Résumé et extraits (traduits) :

Révélation

Résumé

Malgré les efforts déployés par l'État colombien depuis 2003 pour démobiliser les groupes paramilitaires et s'attaquer aux structures du crime organisé, la Colombie est toujours caractérisée par un système de répression et de contrôle social des groupes paramilitaires qui ont pris la relève dans certaines couches de la population. S'appuyant sur des informations provenant de la deuxième plus grande ville de Colombie - Medellín - et de diverses zones rurales du département d'Antioquia, cet article présente une description des séquelles du paramilitarisme, de sa continuité et des transformations liées à une confédération paramilitaire particulière, les Autodefensas Unidas de Colombia (AUC) (Wikipedia). Dans de nombreuses régions, les AUC ont acquis le contrôle territorial, économique et social en développant l'économie illégale de la drogue et en perpétrant des violences politiques contre les partis de gauche et les organisations sociales. Les paramilitaires ont donc exercé ce que nous appelons la violence statu quo. Comme nous l'illustrons dans le cas de Medellín, les mécanismes de contrôle territorial, économique et social, ainsi que les manifestations particulières de violence liées à ces mécanismes, ont été transférées aux groupes paramilitaires qui ont pris la relève. Les résultats sont principalement basés sur les résultats d'une recherche qualitative sur le terrain menée à Medellín à la mi-2015. 

P. 2

L'évolution récente du processus de paix en Colombie - l'annonce de négociations de paix entre le gouvernement national et les guérillas de l'ELN en mars 2016 et la signature d'un accord de paix par le gouvernement colombien et les rebelles de gauche des FARC en septembre 2016 - promettent de mettre enfin un terme à la plus ancienne guerre civile qui a sévi en Amérique latine.

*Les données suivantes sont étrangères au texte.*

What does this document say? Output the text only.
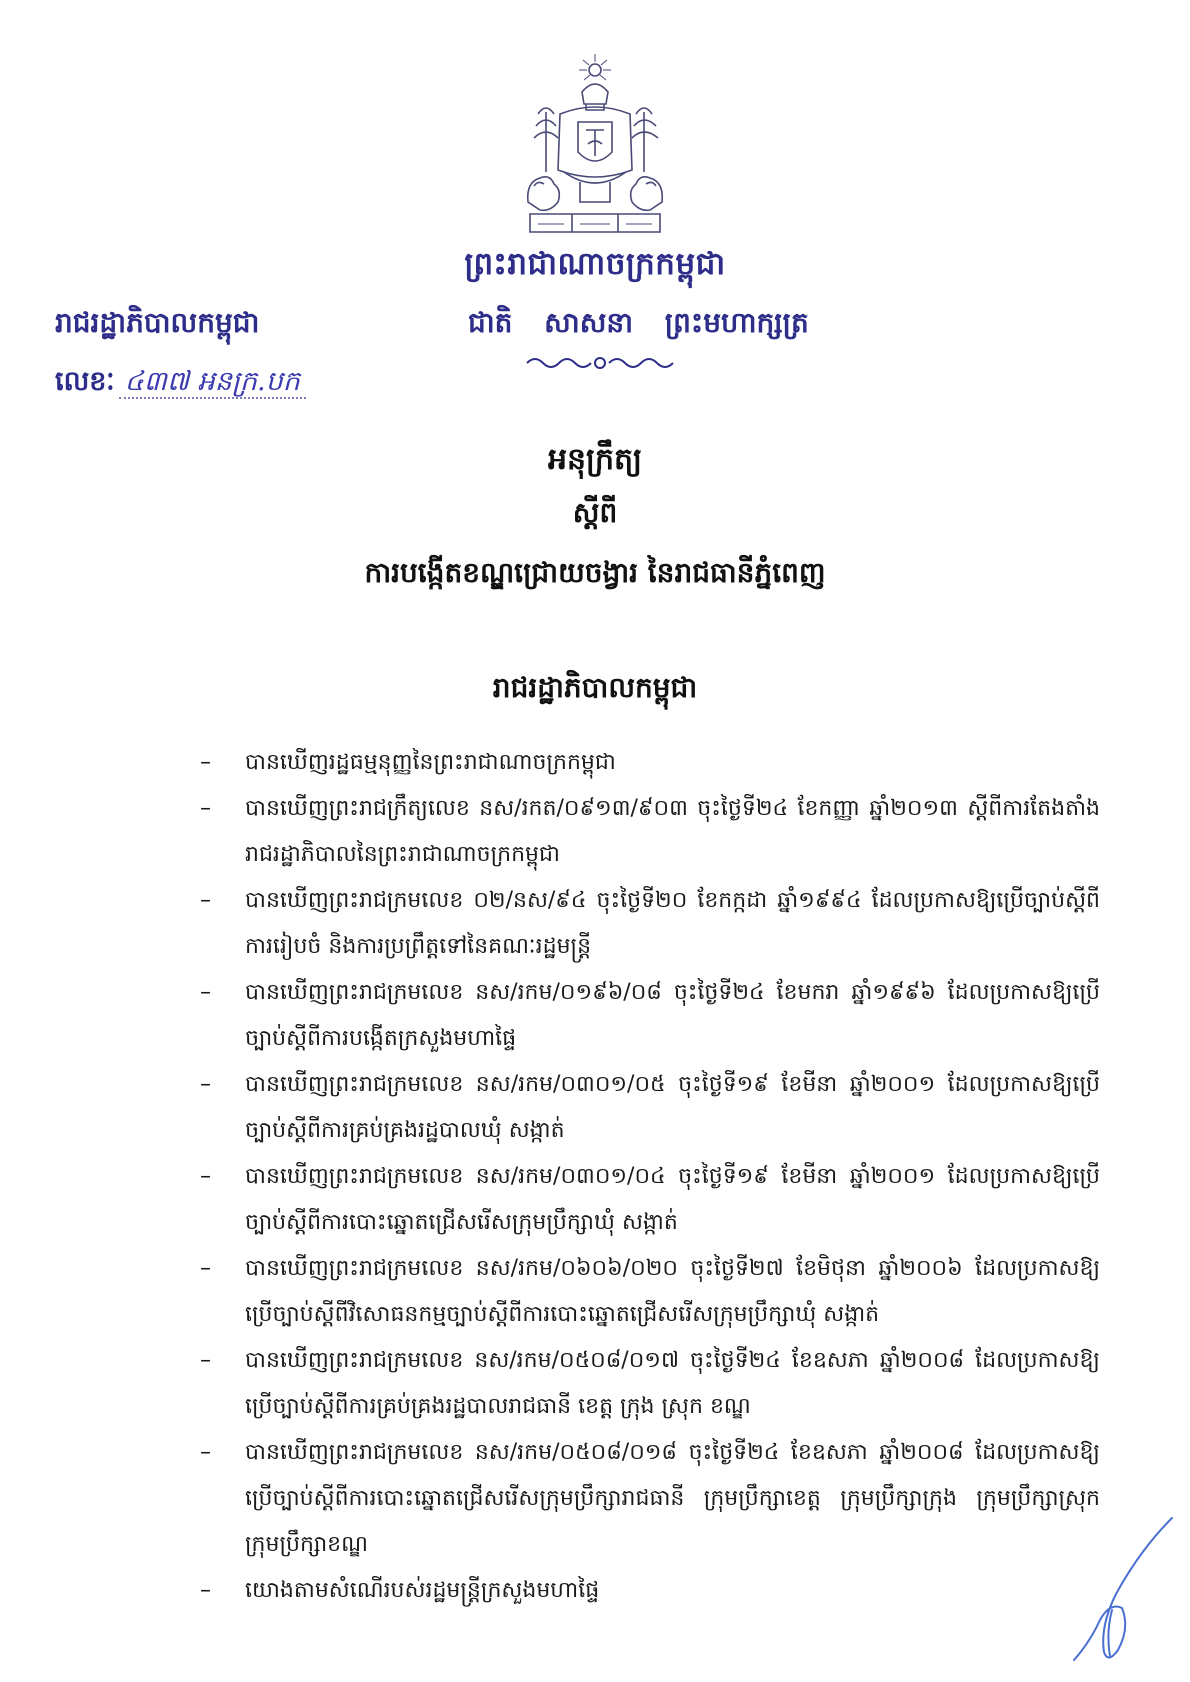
ព្រះរាជាណាចក្រកម្ពុជា
រាជរដ្ឋាភិបាលកម្ពុជា	ជាតិ សាសនា ព្រះមហាក្សត្រ
លេខៈ ៤៣៧ អនក្រ.បក
អនុក្រឹត្យ
ស្ដីពី
ការបង្កើតខណ្ឌជ្រោយចង្វារ នៃរាជធានីភ្នំពេញ
រាជរដ្ឋាភិបាលកម្ពុជា
– បានឃើញរដ្ឋធម្មនុញ្ញនៃព្រះរាជាណាចក្រកម្ពុជា
– បានឃើញព្រះរាជក្រឹត្យលេខ នស/រកត/០៩១៣/៩០៣ ចុះថ្ងៃទី២៤ ខែកញ្ញា ឆ្នាំ២០១៣ ស្ដីពីការតែងតាំងរាជរដ្ឋាភិបាលនៃព្រះរាជាណាចក្រកម្ពុជា
– បានឃើញព្រះរាជក្រមលេខ ០២/នស/៩៤ ចុះថ្ងៃទី២០ ខែកក្កដា ឆ្នាំ១៩៩៤ ដែលប្រកាសឱ្យប្រើច្បាប់ស្ដីពីការរៀបចំ និងការប្រព្រឹត្តទៅនៃគណៈរដ្ឋមន្ត្រី
– បានឃើញព្រះរាជក្រមលេខ នស/រកម/០១៩៦/០៨ ចុះថ្ងៃទី២៤ ខែមករា ឆ្នាំ១៩៩៦ ដែលប្រកាសឱ្យប្រើច្បាប់ស្ដីពីការបង្កើតក្រសួងមហាផ្ទៃ
– បានឃើញព្រះរាជក្រមលេខ នស/រកម/០៣០១/០៥ ចុះថ្ងៃទី១៩ ខែមីនា ឆ្នាំ២០០១ ដែលប្រកាសឱ្យប្រើច្បាប់ស្ដីពីការគ្រប់គ្រងរដ្ឋបាលឃុំ សង្កាត់
– បានឃើញព្រះរាជក្រមលេខ នស/រកម/០៣០១/០៤ ចុះថ្ងៃទី១៩ ខែមីនា ឆ្នាំ២០០១ ដែលប្រកាសឱ្យប្រើច្បាប់ស្ដីពីការបោះឆ្នោតជ្រើសរើសក្រុមប្រឹក្សាឃុំ សង្កាត់
– បានឃើញព្រះរាជក្រមលេខ នស/រកម/០៦០៦/០២០ ចុះថ្ងៃទី២៧ ខែមិថុនា ឆ្នាំ២០០៦ ដែលប្រកាសឱ្យប្រើច្បាប់ស្ដីពីវិសោធនកម្មច្បាប់ស្ដីពីការបោះឆ្នោតជ្រើសរើសក្រុមប្រឹក្សាឃុំ សង្កាត់
– បានឃើញព្រះរាជក្រមលេខ នស/រកម/០៥០៨/០១៧ ចុះថ្ងៃទី២៤ ខែឧសភា ឆ្នាំ២០០៨ ដែលប្រកាសឱ្យប្រើច្បាប់ស្ដីពីការគ្រប់គ្រងរដ្ឋបាលរាជធានី ខេត្ត ក្រុង ស្រុក ខណ្ឌ
– បានឃើញព្រះរាជក្រមលេខ នស/រកម/០៥០៨/០១៨ ចុះថ្ងៃទី២៤ ខែឧសភា ឆ្នាំ២០០៨ ដែលប្រកាសឱ្យប្រើច្បាប់ស្ដីពីការបោះឆ្នោតជ្រើសរើសក្រុមប្រឹក្សារាជធានី ក្រុមប្រឹក្សាខេត្ត ក្រុមប្រឹក្សាក្រុង ក្រុមប្រឹក្សាស្រុក ក្រុមប្រឹក្សាខណ្ឌ
– យោងតាមសំណើរបស់រដ្ឋមន្ត្រីក្រសួងមហាផ្ទៃ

Cependant, malgré ces mesures positives pour mettre fin à la guerre civile et réduire la violence en Colombie, le pays est toujours confronté à d'autres acteurs non étatiques armés : les groupes paramilitaires qui lui ont succédé. Après un processus de démobilisation (2002-2006) géré par le président de l'époque, Álvaro Uribe (2002-2010), la confédération paramilitaire nationale Autodefensas Unidas de Colombia (AUC) fut officiellement démantelée. Cela dit, divers médias, instituts de recherche et organisations non gouvernementales ont fait état de la persistance de la violence paramilitaire depuis lors. Qui plus est, un héritage paramilitaire est resté - tant militairement que culturellement. Aujourd'hui encore, elle est profondément enracinée dans la société colombienne, comme l'a souligné Iván Velásquez, ancien juge adjoint de la Cour suprême de justice colombienne. Aujourd'hui encore, les groupes paramilitaires successeurs connus sous le nom de bandas criminales - BACRIM, grupos emergentes, ou combos - poursuivent des tâches de contrôle territorial, social et économique par la violence.

P. 4-5

En Colombie, malgré le processus officiel de démobilisation des AUC, certains pans de la population vivent encore sous des ordres violents et coercitifs illégaux établis par des groupes paramilitaires qui leur ont succédé. Selon le gouvernement colombien, ces groupes sont appelés BACRIM, des groupes criminels purs qui constituent les vestiges du paramilitarisme traditionnel fondé sur une logique contre-insurrectionnelle usurpée par les trafiquants de drogue. Néanmoins, il y a eu un débat intense sur la façon de classer ces groupes en fonction de leurs origines, de leurs motivations et de leurs membres. Les groupes paramilitaires successeurs comprennent principalement les paramilitaires démobilisés qui se sont réorganisés, suivis, en second lieu, des anciens combattants paramilitaires qui n'ont pas participé au processus de démobilisation et, en troisième lieu, de nouveaux groupes criminels, liés aux trafiquants de drogues illicites et comprenant des membres de gangs, des anciens guérilleros ainsi que des enfants et des adolescents. Nussio (2016) note que la contribution des ex-combattants à l'adhésion aux BACRIM et à la violence qui sévit en Colombie après le conflit est légèrement surestimée, car les anciens combattants paramilitaires deviennent vieux et les groupes armés sont caractérisés par un très fort renouvellement du personnel. 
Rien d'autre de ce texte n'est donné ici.